Cops Used License Plate Recognition Cameras in Search for Woman Who Got an Abortion
License-plate-recognition cameras are creating huge databases of people’s movements across America—capturing where and when cars are traveling. For years there have been concerns that the cameras could be weaponized by law enforcement officials or private investigators and turned against those seeking abortions or providing abortion-related care. Officials from Johnson County Sheriff’s Office in Texas—where nearly all abortions are illegal—searched 83,000 Flock license-plate reader cameras at the start of this month while looking for a woman they claim had a self-administered abortion, 404 Media reported this week.

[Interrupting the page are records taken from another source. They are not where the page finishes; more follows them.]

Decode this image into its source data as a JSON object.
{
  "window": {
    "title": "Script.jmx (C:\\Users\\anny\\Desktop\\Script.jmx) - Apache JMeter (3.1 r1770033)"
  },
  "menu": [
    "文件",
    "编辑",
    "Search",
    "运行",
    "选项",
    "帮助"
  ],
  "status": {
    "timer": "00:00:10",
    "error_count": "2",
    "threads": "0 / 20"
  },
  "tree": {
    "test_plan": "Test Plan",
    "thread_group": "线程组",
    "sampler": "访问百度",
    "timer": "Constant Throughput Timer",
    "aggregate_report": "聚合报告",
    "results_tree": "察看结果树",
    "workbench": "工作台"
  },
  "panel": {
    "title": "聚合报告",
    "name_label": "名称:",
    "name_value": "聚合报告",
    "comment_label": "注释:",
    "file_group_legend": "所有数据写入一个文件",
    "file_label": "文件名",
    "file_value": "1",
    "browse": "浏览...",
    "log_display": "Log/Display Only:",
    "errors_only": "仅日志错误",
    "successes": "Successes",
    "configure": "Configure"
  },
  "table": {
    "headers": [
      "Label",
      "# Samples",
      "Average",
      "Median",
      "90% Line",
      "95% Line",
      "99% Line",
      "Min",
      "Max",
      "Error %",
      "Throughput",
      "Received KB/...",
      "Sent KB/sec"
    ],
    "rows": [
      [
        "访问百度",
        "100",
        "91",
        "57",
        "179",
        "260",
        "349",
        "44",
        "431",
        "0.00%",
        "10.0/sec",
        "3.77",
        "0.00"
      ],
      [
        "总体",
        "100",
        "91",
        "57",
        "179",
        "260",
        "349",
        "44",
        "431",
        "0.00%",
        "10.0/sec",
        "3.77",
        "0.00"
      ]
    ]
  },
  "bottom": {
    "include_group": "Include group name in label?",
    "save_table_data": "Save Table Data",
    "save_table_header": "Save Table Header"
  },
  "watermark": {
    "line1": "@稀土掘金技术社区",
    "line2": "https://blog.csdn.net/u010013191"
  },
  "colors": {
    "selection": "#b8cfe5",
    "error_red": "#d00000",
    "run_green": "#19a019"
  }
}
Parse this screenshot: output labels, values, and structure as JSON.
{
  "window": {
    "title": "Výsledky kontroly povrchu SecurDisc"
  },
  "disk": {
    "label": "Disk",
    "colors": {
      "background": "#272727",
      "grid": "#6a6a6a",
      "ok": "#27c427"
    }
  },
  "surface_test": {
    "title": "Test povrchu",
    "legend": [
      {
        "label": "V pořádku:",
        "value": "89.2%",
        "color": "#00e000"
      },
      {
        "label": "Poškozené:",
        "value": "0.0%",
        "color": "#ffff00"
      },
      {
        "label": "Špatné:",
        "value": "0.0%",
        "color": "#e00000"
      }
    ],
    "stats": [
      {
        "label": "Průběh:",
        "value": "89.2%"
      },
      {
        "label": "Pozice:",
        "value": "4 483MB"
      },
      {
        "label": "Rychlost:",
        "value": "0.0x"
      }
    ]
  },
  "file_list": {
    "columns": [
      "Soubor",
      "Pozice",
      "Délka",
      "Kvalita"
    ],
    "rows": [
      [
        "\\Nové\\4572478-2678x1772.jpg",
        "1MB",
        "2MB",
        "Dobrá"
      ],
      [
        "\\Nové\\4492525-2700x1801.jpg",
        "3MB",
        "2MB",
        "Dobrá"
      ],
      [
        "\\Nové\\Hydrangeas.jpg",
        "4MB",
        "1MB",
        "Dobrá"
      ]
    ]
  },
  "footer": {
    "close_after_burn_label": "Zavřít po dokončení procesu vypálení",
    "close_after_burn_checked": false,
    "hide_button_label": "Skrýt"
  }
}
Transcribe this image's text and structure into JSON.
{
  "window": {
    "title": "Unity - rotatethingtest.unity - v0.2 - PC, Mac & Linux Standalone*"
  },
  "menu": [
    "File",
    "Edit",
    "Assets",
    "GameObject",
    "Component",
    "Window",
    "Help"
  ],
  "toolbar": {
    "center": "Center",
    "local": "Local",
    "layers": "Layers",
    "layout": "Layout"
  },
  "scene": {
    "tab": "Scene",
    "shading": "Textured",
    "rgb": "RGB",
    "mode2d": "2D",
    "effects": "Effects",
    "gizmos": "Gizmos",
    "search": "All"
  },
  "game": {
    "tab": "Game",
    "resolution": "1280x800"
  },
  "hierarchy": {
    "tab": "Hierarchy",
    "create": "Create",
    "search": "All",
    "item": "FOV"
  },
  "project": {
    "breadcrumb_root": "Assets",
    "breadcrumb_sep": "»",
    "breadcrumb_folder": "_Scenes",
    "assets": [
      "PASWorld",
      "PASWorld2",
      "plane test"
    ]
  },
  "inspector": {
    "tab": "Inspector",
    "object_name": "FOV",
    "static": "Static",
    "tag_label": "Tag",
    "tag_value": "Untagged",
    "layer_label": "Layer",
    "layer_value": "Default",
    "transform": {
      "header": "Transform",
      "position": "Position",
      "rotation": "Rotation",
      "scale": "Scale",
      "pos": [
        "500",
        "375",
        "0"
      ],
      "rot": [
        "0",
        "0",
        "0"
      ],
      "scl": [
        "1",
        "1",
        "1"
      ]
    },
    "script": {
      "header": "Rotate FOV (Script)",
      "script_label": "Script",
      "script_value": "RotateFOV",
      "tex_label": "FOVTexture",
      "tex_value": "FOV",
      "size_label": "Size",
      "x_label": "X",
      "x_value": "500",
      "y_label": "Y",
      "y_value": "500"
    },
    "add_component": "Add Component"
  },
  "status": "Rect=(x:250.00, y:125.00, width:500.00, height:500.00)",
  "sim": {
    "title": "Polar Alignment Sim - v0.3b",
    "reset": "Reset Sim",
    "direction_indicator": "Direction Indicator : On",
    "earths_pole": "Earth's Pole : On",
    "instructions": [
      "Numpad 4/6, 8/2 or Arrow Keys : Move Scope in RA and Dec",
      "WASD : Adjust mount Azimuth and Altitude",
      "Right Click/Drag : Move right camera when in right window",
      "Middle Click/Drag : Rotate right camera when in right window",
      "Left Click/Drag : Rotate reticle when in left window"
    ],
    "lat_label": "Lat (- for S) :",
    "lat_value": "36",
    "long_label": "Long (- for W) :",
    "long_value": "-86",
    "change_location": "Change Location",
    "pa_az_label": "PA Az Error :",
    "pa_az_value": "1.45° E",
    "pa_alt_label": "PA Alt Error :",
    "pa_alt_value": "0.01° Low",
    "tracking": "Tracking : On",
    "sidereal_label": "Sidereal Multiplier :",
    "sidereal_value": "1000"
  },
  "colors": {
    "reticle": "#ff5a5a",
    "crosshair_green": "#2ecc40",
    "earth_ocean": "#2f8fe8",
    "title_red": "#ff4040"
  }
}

Sheriff Adam King said that the officials weren’t trying to “block her from leaving the state” and were searching for the woman as her family was concerned about her safety. However, experts say that conducting a search across the entire United States shows the sprawling dragnet of license-plate-reader cameras and highlights how those seeking abortions can be tracked. “The idea that the police are actively tracking the location of women they believe have had self-administered abortions under the guise of ‘safety’ does not make me feel any better about this kind of surveillance,” Eva Galperin, director of cybersecurity at the Electronic Frontier Foundation told 404 Media.
Investment Scam Company Linked to $200 Million in Losses Sanctioned by US Government
Philippines-based company Funnull Technology and its boss, Liu Lizhi, have been sanctioned by the US Treasury’s Office of Foreign Assets Control for their links to investment and romance scams, which are often referred to as “pig-butchering” scams. “Funnull has directly facilitated several of these schemes, resulting in over $200 million in US victim-reported losses,” OFAC said in a statement announcing the sanctions. The company purchases IP addresses from major cloud service providers and then sells them to cybercriminals who could use them to host scam websites—OFAC says Funnull is “linked to the majority” of investment scam websites reported to the FBI. In January independent cybersecurity journalist Brian Krebs detailed how Funnull was abusing Amazon’s and Microsoft’s cloud services.